Sometimes you just couldn’t make it up
- Lawrence Bailey
- Sep 24, 2020
- 2 min read

There are times when I sit down at the desk, thinking to myself, “OK, this column isn’t going to write itself”, only to find that’s pretty much what happens.
More accurately, I start with a specific topic in mind but somehow get distracted down a different route.
On this occasion I'd decided to sound off about how often this country gets divided over so many issues.
I was listing how first we fell out over Brexit, then over what kind of Brexit was best, then whether sovereignty is important or whether citizens can decide which law to obey and which to ignore and, more lately, if it’s acceptable for governments to do the same.
Having just gotten into my stride, my eye was unintentionally caught by a comment from one of those conspiracy nutjobs on social media.
Although these individuals rant with seemingly scientific authority, you'll find that science is seldom their strong suit.
Some doubter, who evidently harbours a notion that the Apollo moon-landings never actually happened, was questioning how president Richard Nixon could have spoken to the astronauts on Tranquillity Base when you still can’t get a decent phone signal in some places today.
I only paused long enough to suggest that he look up “satellite” on Google but by then I was already spinning off-track myself.
Truth be told, few things irritate me more than the bozos who describe themselves as “brutally honest” about such stuff when all that means is that they’re happy to subscribe to any old baloney that fits their prejudices.
The trending fallacy at present is how the Coronavirus pandemic is a hoax engineered by unscrupulous governments as a means of suppressing democracy and freedom.
Such stupidity makes me want to shout something at the screen along the lines of “COVID-19 isn't a referendum, you dipsticks. It's not going to go away if enough people agree with you. The only thing that is likely to get suppressed is your ability to breath without a ventilator”.
Another conspiracy theory that seems to be gaining ground for whatever reason is that disaffected allies could put be about to put Boris Johnson on permanent furlough.
It’s apparent that Boris can no longer garner the respect of a partisan press.

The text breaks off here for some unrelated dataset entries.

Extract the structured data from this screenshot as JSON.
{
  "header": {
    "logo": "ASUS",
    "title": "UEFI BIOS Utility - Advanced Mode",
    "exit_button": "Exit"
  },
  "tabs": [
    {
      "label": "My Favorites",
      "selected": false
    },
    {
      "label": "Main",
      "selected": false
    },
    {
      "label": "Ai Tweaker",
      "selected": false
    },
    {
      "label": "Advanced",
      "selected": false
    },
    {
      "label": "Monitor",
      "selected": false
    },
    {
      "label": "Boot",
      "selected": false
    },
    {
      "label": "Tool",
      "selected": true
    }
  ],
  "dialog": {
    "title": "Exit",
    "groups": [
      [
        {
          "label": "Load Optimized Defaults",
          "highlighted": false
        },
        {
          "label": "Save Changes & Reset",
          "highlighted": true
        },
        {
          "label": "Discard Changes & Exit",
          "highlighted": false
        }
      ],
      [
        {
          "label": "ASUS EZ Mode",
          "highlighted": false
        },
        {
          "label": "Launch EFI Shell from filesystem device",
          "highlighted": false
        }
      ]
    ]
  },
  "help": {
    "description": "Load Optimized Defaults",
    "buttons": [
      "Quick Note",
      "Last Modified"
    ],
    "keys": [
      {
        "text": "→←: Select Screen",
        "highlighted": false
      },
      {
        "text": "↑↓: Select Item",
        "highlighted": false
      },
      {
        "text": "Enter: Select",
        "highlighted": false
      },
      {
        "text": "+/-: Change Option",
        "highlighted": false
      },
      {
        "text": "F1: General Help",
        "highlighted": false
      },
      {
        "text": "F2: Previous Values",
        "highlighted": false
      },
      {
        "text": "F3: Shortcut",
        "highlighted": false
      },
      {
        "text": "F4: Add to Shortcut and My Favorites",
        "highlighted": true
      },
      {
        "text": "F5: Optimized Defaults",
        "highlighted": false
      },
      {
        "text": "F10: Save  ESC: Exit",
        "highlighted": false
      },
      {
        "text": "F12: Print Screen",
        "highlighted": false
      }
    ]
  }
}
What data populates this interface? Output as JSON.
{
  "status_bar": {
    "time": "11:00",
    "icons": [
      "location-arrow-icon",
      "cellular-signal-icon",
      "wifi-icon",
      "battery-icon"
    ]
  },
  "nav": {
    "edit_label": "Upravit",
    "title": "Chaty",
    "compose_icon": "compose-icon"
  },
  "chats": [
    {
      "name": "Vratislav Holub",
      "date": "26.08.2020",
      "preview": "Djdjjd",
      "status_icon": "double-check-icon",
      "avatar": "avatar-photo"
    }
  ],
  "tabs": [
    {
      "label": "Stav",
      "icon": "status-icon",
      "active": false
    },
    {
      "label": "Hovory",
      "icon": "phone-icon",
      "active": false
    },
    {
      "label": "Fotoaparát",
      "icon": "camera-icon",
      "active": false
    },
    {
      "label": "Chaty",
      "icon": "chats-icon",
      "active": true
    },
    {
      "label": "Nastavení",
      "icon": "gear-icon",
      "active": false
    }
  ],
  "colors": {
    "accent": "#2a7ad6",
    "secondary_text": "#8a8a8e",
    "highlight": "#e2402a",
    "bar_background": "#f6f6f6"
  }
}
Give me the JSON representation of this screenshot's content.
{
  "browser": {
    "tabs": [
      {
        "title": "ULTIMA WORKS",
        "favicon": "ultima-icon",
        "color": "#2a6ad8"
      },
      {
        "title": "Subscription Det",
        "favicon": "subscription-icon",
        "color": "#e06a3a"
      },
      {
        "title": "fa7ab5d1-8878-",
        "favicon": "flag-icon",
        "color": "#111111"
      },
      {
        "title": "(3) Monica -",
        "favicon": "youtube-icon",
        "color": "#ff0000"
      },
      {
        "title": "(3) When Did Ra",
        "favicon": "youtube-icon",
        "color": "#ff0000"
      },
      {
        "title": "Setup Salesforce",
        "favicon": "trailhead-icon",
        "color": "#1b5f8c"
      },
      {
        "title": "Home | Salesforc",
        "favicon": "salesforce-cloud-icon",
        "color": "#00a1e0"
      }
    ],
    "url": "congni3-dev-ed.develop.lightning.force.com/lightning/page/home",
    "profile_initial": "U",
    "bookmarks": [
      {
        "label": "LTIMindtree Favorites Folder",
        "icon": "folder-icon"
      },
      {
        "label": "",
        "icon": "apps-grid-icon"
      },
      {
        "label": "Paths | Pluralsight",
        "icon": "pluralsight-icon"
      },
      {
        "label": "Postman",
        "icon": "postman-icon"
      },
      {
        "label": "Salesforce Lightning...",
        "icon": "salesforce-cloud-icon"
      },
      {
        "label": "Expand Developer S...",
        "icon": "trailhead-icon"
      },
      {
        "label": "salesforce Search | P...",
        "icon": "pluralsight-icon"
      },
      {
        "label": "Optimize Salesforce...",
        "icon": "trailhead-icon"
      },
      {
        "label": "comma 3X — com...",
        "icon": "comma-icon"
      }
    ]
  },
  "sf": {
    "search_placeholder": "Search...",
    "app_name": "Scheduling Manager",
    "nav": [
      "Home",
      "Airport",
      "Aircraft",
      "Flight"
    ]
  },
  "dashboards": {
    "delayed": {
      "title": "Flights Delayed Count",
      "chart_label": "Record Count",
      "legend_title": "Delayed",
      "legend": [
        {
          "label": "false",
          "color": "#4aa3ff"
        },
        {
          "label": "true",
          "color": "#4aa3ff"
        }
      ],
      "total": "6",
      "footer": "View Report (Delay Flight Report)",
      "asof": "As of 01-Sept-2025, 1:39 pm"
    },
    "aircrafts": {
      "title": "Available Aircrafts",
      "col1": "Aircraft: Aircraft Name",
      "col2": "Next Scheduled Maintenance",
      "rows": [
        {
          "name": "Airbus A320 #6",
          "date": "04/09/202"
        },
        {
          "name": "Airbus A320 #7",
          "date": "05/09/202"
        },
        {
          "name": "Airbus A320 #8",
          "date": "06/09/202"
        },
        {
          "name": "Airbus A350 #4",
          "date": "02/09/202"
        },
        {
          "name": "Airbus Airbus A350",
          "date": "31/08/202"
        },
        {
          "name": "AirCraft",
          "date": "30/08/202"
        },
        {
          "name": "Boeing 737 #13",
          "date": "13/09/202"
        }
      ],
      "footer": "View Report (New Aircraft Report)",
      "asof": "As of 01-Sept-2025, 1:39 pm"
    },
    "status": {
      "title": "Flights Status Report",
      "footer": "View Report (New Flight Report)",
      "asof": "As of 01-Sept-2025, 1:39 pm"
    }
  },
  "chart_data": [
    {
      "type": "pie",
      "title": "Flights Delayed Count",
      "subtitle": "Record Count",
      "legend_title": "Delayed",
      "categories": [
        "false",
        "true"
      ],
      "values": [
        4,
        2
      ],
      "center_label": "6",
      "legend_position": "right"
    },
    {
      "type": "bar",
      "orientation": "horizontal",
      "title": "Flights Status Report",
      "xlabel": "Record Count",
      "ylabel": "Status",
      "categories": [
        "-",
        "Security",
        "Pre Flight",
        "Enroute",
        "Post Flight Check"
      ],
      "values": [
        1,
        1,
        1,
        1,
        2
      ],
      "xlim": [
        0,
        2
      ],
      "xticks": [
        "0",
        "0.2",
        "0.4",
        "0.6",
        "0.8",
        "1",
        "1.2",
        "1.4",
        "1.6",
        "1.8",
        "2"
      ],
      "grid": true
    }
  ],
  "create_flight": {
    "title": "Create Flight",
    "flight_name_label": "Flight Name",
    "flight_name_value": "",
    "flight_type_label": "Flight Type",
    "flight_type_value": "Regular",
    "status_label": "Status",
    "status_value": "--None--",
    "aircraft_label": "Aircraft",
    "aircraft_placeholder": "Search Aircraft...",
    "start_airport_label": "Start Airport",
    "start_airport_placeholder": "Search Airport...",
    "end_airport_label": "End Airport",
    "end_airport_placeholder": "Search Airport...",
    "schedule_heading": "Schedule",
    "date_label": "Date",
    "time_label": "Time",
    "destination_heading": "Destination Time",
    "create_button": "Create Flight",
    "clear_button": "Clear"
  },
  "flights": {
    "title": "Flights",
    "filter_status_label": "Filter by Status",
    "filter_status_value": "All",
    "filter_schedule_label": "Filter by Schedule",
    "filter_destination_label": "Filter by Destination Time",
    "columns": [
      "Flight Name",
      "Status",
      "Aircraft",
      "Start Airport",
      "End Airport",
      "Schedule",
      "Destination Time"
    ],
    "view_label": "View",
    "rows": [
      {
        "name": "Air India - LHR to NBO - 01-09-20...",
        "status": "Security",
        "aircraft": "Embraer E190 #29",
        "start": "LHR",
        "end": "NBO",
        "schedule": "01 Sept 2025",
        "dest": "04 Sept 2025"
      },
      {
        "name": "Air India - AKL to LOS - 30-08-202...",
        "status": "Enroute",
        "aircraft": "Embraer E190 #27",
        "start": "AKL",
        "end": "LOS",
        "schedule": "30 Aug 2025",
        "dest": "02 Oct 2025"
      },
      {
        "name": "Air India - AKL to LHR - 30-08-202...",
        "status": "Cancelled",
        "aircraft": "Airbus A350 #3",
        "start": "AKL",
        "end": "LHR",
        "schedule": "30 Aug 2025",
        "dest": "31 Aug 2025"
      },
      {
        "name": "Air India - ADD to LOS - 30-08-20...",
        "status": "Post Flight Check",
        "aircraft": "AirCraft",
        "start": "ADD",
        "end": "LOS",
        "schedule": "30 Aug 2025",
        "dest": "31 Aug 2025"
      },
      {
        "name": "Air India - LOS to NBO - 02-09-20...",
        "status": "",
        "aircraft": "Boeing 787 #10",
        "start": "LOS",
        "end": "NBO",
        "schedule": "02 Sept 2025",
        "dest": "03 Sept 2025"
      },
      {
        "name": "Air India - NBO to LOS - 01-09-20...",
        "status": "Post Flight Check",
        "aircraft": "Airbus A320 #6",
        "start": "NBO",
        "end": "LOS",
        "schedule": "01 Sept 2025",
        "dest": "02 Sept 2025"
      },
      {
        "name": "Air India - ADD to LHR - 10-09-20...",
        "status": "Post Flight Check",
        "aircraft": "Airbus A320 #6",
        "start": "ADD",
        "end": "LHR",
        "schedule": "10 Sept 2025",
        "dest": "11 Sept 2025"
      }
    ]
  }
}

Headlines lamenting his clumsiness over coronavirus, despair over successive u-turns and speculation of how Brexit will end in an sticky mess are all regular fare.
Some have even deployed the time-honoured tradition of mentioning how the PM is “looking tired”; a usually reliable sign that the knives are out. But who knows, eh?
All I can say as regards his Tuesday night address to the nation, I share the prevailing view that Johnson lost the moral high ground – along with any ability to appeal for “national discipline” - the moment he failed to censure his aide Dominic Cummings for going walkabout.
That not only smacked of seriously bad judgement but helped stoke another on-going conspiracy theory about how an unelected bureaucrat is really running things in Downing Street.
Except, you’d struggle to make that one up. Well, wouldn’t you?